1. A downhole flow control device comprising:
a body member having a first bore extending from a first end of the body member and through an extension member disposed within the body member, a second bore extending from a second end of the body member and into an annular space disposed about the extension member, a first valve seat disposed within the first bore, and at least one flow port in the extension member establishing fluid communication between the annular space and the first bore; and
a first sleeve member remotely shiftable within the first bore, and having a second valve seat adapted for cooperable sealing engagement with the first valve seat to regulate fluid flow through the at least one flow port.
2. The downhole flow control device of claim 1, further including a closure member disposed for movement between an open and a closed position to control fluid flow through the first bore.
3. The downhole flow control device of claim 2, further including means for moving the closure member between its open and closed positions.
4. The downhole flow control device of claim 1, further including means for selectively controlling movement of the first sleeve member to regulate fluid flow through the at least one flow port.
5. The downhole flow control device of claim 1, further including means for directing fluid flow into the annular space.
6. A downhole flow control device comprising:
a body member having a first bore extending from a first end of the body member and through an extension member disposed within the body member, a second bore extending from a second end of the body member and into an annular space disposed about the extension member, a first valve seat disposed within the first bore, and at least one flow port in the extension member establishing fluid communication between the annular space and the first bore;
a first sleeve member remotely shiftable within the first bore, and having a second valve seat adapted for cooperable sealing engagement with the first valve seat to regulate fluid flow through the at least one flow port;
a closure member disposed for movement between an open and a closed position to control fluid flow through the first bore; and
a second sleeve member remotely shiftable within the first bore to move the closure member between its open and closed positions.
7. The downhole flow control device of claim 6, wherein the second bore has a diameter greater than a diameter of the first bore.
8. The downhole flow control device of claim 6, wherein the first sleeve member further includes at least one flow slot.
9. The downhole flow control device of claim 6, wherein the closure member is a flapper hingedly connected to the extension member.
10. The downhole flow control device of claim 6, wherein the second sleeve member includes an inner surface having a locking profile for mating with a shifting tool.
11. The downhole flow control device of claim 6, wherein the second sleeve member includes at least one rib releasably engageable with at least one annular recess within the first bore of the extension member.
12. The downhole flow control device of claim 6, wherein the second sleeve member includes a plurality of collet sections having a plurality of ribs disposed thereon for releasable engagement with at least one annular recess within the first bore of the extension member.
13. The downhole flow control device of claim 6, wherein the second sleeve member includes at least one first equalizing port for cooperating with at least one second equalizing port in the extension member to equalize pressure on opposed sides of the closure member prior to shifting the closure member to its open position.

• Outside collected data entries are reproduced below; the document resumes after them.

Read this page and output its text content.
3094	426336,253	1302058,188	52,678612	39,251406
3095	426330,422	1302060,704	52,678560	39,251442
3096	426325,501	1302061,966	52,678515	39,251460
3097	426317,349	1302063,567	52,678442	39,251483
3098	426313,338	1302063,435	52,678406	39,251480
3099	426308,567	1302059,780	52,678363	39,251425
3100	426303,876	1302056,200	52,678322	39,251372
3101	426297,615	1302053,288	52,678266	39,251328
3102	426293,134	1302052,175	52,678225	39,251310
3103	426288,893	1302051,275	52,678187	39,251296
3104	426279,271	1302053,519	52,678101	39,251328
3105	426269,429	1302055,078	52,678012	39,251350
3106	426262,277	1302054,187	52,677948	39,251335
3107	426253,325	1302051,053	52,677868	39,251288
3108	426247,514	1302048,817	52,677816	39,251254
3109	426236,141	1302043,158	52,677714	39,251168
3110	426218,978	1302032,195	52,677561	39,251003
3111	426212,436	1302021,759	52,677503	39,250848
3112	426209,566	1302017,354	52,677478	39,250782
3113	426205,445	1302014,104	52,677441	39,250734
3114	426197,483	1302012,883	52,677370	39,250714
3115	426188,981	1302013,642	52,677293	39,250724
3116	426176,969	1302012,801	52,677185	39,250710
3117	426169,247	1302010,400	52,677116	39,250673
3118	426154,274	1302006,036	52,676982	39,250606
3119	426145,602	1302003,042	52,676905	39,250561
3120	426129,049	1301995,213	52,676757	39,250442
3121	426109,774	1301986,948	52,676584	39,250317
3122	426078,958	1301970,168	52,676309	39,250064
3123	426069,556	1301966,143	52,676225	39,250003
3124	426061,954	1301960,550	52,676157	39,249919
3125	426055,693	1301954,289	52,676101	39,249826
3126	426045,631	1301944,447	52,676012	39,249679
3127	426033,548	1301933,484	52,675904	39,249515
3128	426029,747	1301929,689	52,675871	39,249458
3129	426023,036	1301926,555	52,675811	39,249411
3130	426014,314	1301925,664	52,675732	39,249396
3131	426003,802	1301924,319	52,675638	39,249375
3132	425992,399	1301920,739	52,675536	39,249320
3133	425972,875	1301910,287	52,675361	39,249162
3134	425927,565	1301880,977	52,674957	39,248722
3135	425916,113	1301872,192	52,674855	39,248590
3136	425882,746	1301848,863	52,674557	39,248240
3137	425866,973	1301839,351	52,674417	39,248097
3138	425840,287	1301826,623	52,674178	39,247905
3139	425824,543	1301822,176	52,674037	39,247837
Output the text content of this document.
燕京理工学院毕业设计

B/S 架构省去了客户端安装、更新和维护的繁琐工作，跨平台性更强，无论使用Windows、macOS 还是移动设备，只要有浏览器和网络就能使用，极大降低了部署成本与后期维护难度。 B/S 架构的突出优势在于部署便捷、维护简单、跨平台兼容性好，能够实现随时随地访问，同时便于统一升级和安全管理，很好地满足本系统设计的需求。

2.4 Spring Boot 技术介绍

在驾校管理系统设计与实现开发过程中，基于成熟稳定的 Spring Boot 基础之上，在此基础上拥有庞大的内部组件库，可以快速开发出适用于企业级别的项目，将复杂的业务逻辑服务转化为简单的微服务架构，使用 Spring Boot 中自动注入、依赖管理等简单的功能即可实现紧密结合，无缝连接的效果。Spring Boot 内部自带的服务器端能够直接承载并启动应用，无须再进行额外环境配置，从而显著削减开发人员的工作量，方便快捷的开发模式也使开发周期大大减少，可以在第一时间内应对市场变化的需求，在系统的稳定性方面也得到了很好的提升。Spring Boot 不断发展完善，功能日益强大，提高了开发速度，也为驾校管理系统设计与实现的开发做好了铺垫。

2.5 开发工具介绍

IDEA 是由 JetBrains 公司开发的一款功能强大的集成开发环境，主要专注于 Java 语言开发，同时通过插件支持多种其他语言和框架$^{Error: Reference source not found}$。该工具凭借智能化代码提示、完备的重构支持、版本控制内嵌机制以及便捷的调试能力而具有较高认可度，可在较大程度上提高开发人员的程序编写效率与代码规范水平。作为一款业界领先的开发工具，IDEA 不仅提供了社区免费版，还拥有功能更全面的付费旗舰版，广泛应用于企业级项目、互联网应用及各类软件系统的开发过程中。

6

14. The downhole flow control device of claim 13, further including seal means for preventing fluid communication between the at least one first and second equalizing ports when the second sleeve member is in a non-equalizing position.
15. The downhole flow control device of claim 6, further including a cone member connected to a distal end of the extension member.
16. The downhole flow control device of claim 15, wherein the cone member includes a first half-cone member and a second half-cone member, each being hingedly connected to the distal end of the extension member and biased towards each other in a normally-closed position.
17. The downhole flow control device of claim 16, wherein an angle formed between a first outer surface of the first half-cone member and a second outer surface of a second half-cone member is approximately forty-four degrees when the cone member is in its normally-closed position.
18. The downhole flow control device of claim 16, wherein the second sleeve member is remotely shiftable to a lower position in which the first and second half-cone members are shifted to open positions in which a first inner surface of the first half-cone member is disposed about the second sleeve member, and a second inner surface of the second half-cone member is disposed about the second sleeve member.
19. The downhole flow control device of claim 6, further including a piston connected to the first sleeve member and movably disposed within the body member in response to application of pressure.
20. The downhole flow control device of claim 19, further including a first hydraulic conduit connected between a source of pressurized fluid and the body member, and being in fluid communication with a first side of the piston.
21. The downhole flow control device of claim 20, further including a spring disposed within the body member and biasing the first sleeve member and the second valve seat toward the first valve seat.
22. The downhole flow control device of claim 20, further including a contained source of pressurized gas in fluid communication with a second side of the piston.
23. The downhole flow control device of claim 22, wherein the pressurized gas is contained within a gas conduit connected to the body member.
24. The downhole flow control device of claim 20, further including a second hydraulic conduit connected between the source of pressurized fluid and the body member, and being in fluid communication with a second side of the piston.
25. The downhole flow control device of claim 20, further including a port in the body member establishing fluid communication between a well annulus and a second side of the piston.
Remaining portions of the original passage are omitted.